First though, we’ll start with a brief introduction to the UK legal system. If you live outside the UK (or work with a multinational organisation) you’ll also get a chance to find out what legal frameworks exist in your own country. It is still useful to learn about the UK laws so that you can look for the equivalent in your country.
Criminal and civil law
Law in Britain can be broadly divided into two categories:
- Criminal law is concerned with punishing behaviour that is considered unacceptable (murder, serious injury, fraud and so on). The majority of criminal cases are brought by the State against individuals and companies and require a high standard of proof to secure a conviction (‘beyond reasonable doubt’). Criminal cases can punish guilty parties with either fines or imprisonment, depending on the nature and severity of the offence.
- Civil law is concerned with disputes and these are usually brought before the court by individuals. Civil cases concern (among other things) property law, contracts and noise. There is a lower standard of proof (‘on the balance of probabilities’) than with criminal law and punishments are usually financial in nature.
Bills, Acts and Laws
An Act of Parliament is a law that has been approved by the British Parliament (Britain has a second type of law that has not been passed through Parliament known as Common Law).
An Act starts as a draft called a Bill which is debated in the elected House of Commons. If it is approved, the Bill is passed to a specialist committee made up from Parliamentarians for revision. Their changes are discussed further in the House of Commons and possibly revised further.
After a formal vote, the Bill passes from the House of Commons to the House of Lords for further scrutiny and possible amendments. The Lords will vote on the Bill before returning it to the House of Commons which considers their amendments. If the two houses agree (and sometimes they do not), the Bill is given Royal Assent and becomes an Act.
Some Acts take immediate effect, but often there is a delay between enactment and implementation as there may need to be processes put in place in order to achieve compliance.
So a Bill does not become law until it becomes an Act.
Keeping up with threats
It is worth remembering that cyber security is a fast moving area and therefore, legislation is constantly being revised based on new threats and court cases. In particular, the outcomes of trials can result in changes to the interpretation of existing laws as well as prompting creation of new laws.
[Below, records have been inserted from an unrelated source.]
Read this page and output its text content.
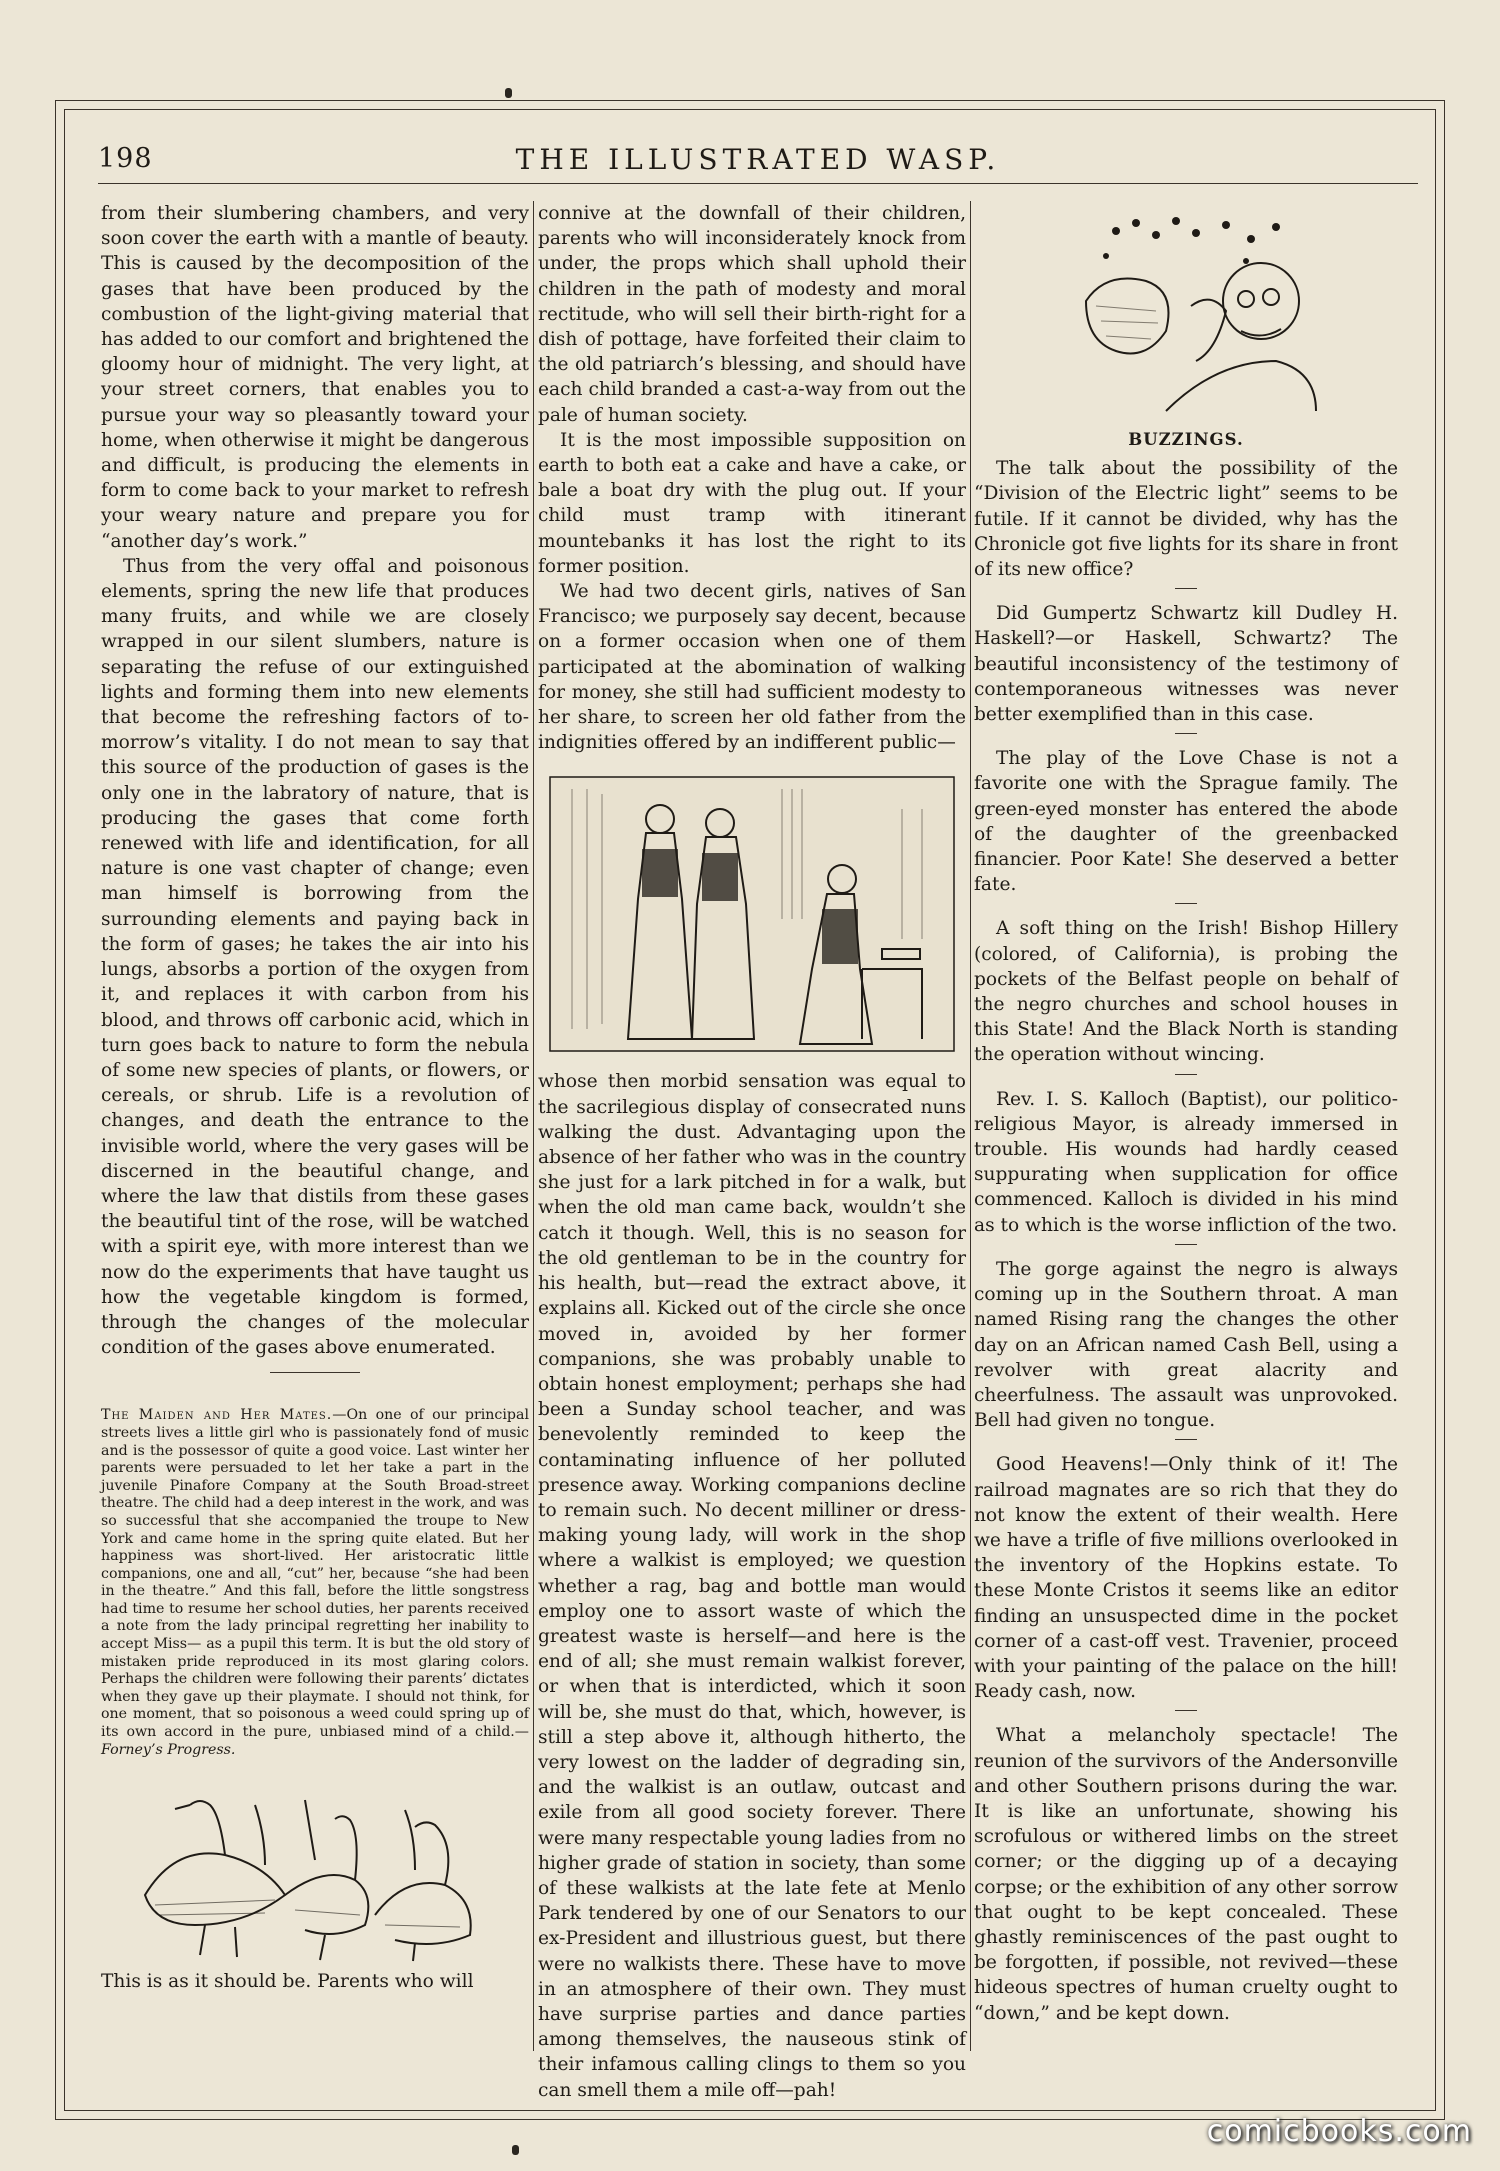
198	THE ILLUSTRATED WASP.

from their slumbering chambers, and very soon cover the earth with a mantle of beauty. This is caused by the decomposition of the gases that have been produced by the combustion of the light-giving material that has added to our comfort and brightened the gloomy hour of midnight. The very light, at your street corners, that enables you to pursue your way so pleasantly toward your home, when otherwise it might be dangerous and difficult, is producing the elements in form to come back to your market to refresh your weary nature and prepare you for “another day’s work.”

Thus from the very offal and poisonous elements, spring the new life that produces many fruits, and while we are closely wrapped in our silent slumbers, nature is separating the refuse of our extinguished lights and forming them into new elements that become the refreshing factors of to-morrow’s vitality. I do not mean to say that this source of the production of gases is the only one in the labratory of nature, that is producing the gases that come forth renewed with life and identification, for all nature is one vast chapter of change; even man himself is borrowing from the surrounding elements and paying back in the form of gases; he takes the air into his lungs, absorbs a portion of the oxygen from it, and replaces it with carbon from his blood, and throws off carbonic acid, which in turn goes back to nature to form the nebula of some new species of plants, or flowers, or cereals, or shrub. Life is a revolution of changes, and death the entrance to the invisible world, where the very gases will be discerned in the beautiful change, and where the law that distils from these gases the beautiful tint of the rose, will be watched with a spirit eye, with more interest than we now do the experiments that have taught us how the vegetable kingdom is formed, through the changes of the molecular condition of the gases above enumerated.

The Maiden and Her Mates.—On one of our principal streets lives a little girl who is passionately fond of music and is the possessor of quite a good voice. Last winter her parents were persuaded to let her take a part in the juvenile Pinafore Company at the South Broad-street theatre. The child had a deep interest in the work, and was so successful that she accompanied the troupe to New York and came home in the spring quite elated. But her happiness was short-lived. Her aristocratic little companions, one and all, “cut” her, because “she had been in the theatre.” And this fall, before the little songstress had time to resume her school duties, her parents received a note from the lady principal regretting her inability to accept Miss— as a pupil this term. It is but the old story of mistaken pride reproduced in its most glaring colors. Perhaps the children were following their parents’ dictates when they gave up their playmate. I should not think, for one moment, that so poisonous a weed could spring up of its own accord in the pure, unbiased mind of a child.—Forney’s Progress.

This is as it should be. Parents who will

connive at the downfall of their children, parents who will inconsiderately knock from under, the props which shall uphold their children in the path of modesty and moral rectitude, who will sell their birth-right for a dish of pottage, have forfeited their claim to the old patriarch’s blessing, and should have each child branded a cast-a-way from out the pale of human society.

It is the most impossible supposition on earth to both eat a cake and have a cake, or bale a boat dry with the plug out. If your child must tramp with itinerant mountebanks it has lost the right to its former position.

We had two decent girls, natives of San Francisco; we purposely say decent, because on a former occasion when one of them participated at the abomination of walking for money, she still had sufficient modesty to her share, to screen her old father from the indignities offered by an indifferent public—

whose then morbid sensation was equal to the sacrilegious display of consecrated nuns walking the dust. Advantaging upon the absence of her father who was in the country she just for a lark pitched in for a walk, but when the old man came back, wouldn’t she catch it though. Well, this is no season for the old gentleman to be in the country for his health, but—read the extract above, it explains all. Kicked out of the circle she once moved in, avoided by her former companions, she was probably unable to obtain honest employment; perhaps she had been a Sunday school teacher, and was benevolently reminded to keep the contaminating influence of her polluted presence away. Working companions decline to remain such. No decent milliner or dress-making young lady, will work in the shop where a walkist is employed; we question whether a rag, bag and bottle man would employ one to assort waste of which the greatest waste is herself—and here is the end of all; she must remain walkist forever, or when that is interdicted, which it soon will be, she must do that, which, however, is still a step above it, although hitherto, the very lowest on the ladder of degrading sin, and the walkist is an outlaw, outcast and exile from all good society forever. There were many respectable young ladies from no higher grade of station in society, than some of these walkists at the late fete at Menlo Park tendered by one of our Senators to our ex-President and illustrious guest, but there were no walkists there. These have to move in an atmosphere of their own. They must have surprise parties and dance parties among themselves, the nauseous stink of their infamous calling clings to them so you can smell them a mile off—pah!

BUZZINGS.

The talk about the possibility of the “Division of the Electric light” seems to be futile. If it cannot be divided, why has the Chronicle got five lights for its share in front of its new office?

Did Gumpertz Schwartz kill Dudley H. Haskell?—or Haskell, Schwartz? The beautiful inconsistency of the testimony of contemporaneous witnesses was never better exemplified than in this case.

The play of the Love Chase is not a favorite one with the Sprague family. The green-eyed monster has entered the abode of the daughter of the greenbacked financier. Poor Kate! She deserved a better fate.

A soft thing on the Irish! Bishop Hillery (colored, of California), is probing the pockets of the Belfast people on behalf of the negro churches and school houses in this State! And the Black North is standing the operation without wincing.

Rev. I. S. Kalloch (Baptist), our politico-religious Mayor, is already immersed in trouble. His wounds had hardly ceased suppurating when supplication for office commenced. Kalloch is divided in his mind as to which is the worse infliction of the two.

The gorge against the negro is always coming up in the Southern throat. A man named Rising rang the changes the other day on an African named Cash Bell, using a revolver with great alacrity and cheerfulness. The assault was unprovoked. Bell had given no tongue.

Good Heavens!—Only think of it! The railroad magnates are so rich that they do not know the extent of their wealth. Here we have a trifle of five millions overlooked in the inventory of the Hopkins estate. To these Monte Cristos it seems like an editor finding an unsuspected dime in the pocket corner of a cast-off vest. Travenier, proceed with your painting of the palace on the hill! Ready cash, now.

What a melancholy spectacle! The reunion of the survivors of the Andersonville and other Southern prisons during the war. It is like an unfortunate, showing his scrofulous or withered limbs on the street corner; or the digging up of a decaying corpse; or the exhibition of any other sorrow that ought to be kept concealed. These ghastly reminiscences of the past ought to be forgotten, if possible, not revived—these hideous spectres of human cruelty ought to “down,” and be kept down.

comicbooks.com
Additionally, because cyber threats are global, they can be affected by legislation from other jurisdictions.
Case study: Gary McKinnon
In 2002, the British hacker Gary McKinnon was accused of ‘the biggest military computer hack of all time’ against US Department of Defence and NASA computer systems, resulting in a demand for his extradition to the United States.
McKinnon fought extradition for 10 years, including an appeal to the House of Lords and the European Court of Human Rights, until the British Government blocked extradition in late 2012. He was not prosecuted in the UK due to the logistics of moving evidence and witnesses from the United States, the passage of time and the difficulties of bringing a case in England and Wales.